This was my second BSides event of this year. I must say I really like this type of events and I hope I can attend more of them next year. I don’t think I can cover as many as Cooper (@ministrator), but I would love to.
For those of you who haven’t attended one before I ‘ll run you through the basics. Community organized, very nice people, great content (normally delivered by non Rockstar speakers) and non-profit.
Every BSides event has their own twist, and in the case of the BSide Lux it was all about playing defense or blue teaming. This was a really great change of pace for me, because the last couple of years I’ve focused on offence and testing of IoT. It was a refresher on the techniques and technologies used by defenders. This year there was a big trend on Elastistack or ELK.
There were two rooms so I could not attend all the talks. But they were all recorded so I can catch up with the ones I missed.
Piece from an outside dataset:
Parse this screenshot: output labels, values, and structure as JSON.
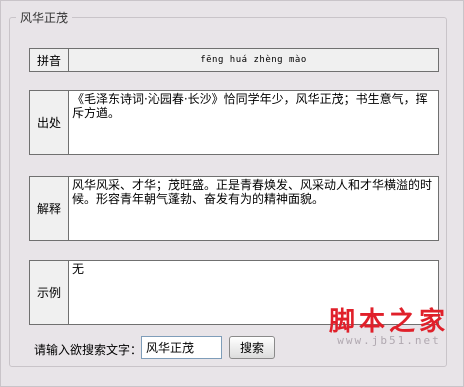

Here are the highlights of the talks where I feel I took the most with me home:
Miriam Wiesner (@MiriamXyra), showed us how to create rules on Windows to log the things you really need and try to tune off the rest. It is impressive the amount of material she had to shift through to create her tool Eventlist.
Thorsten Ries, shared what he and his team are doing to do “Automated Attack Surface Detection and Information Gathering”. The summary of the methodology would be:
Scan > Enrich > Report > Mitigate. It is still “work in progress”, hopefully he will be able to share the system as open source once it reaches a certain maturity.
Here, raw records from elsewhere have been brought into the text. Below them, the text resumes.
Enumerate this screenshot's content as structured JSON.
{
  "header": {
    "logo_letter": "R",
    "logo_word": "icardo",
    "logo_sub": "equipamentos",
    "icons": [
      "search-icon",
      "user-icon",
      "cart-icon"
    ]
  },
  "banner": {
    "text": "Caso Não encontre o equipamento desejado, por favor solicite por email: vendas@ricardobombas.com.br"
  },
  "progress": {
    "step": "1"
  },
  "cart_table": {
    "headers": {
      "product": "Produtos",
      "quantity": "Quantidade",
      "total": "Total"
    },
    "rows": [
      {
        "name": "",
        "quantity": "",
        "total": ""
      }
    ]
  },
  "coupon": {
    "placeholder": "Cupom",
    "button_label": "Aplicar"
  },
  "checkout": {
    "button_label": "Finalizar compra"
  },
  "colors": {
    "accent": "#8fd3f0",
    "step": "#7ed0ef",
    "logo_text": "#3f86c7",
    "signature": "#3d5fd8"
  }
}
Xavier Mertens (@xme), did a great job sharing his experience with managing logs and incidents based on them. A handful of the do’s and don’ts that are really worth remembering.
James Nemetz, shared his analysis of the Equifax breach. He had the patience and nerves to review congressional sessions and all the papers published about it. It was a great session of lessons learned or at least we should hope everyone should learn from. It also confirmed that these major breaches are never the result of just one mistake but rather a long tail of technical and organizational mistakes.
Daan Raman (@daanraman) shared a model / framework used to detect statistical outliers. It was really cool how with simple models they could actually identify the attacks in a mound full of logs. The tools can be found here.
Peter Czanik (@PCzanik) showed lots of uses you probably you didn’t know about sudo, including requiring the approval from a second person to run a command and sessions recording. The latter is great for those cases where you need to grant access for support.
I cannot close this piece without thanking the organizers and volunteers for running a great event. They also gave me the chance to speak about IoT Security with my talk “How to Shield an IoT product from the OWASP IoT Top-10”
I had a great time and learned a lot. Caught up with old friends and made new ones (all in a little more than a day) I’m looking forward to see you again next year.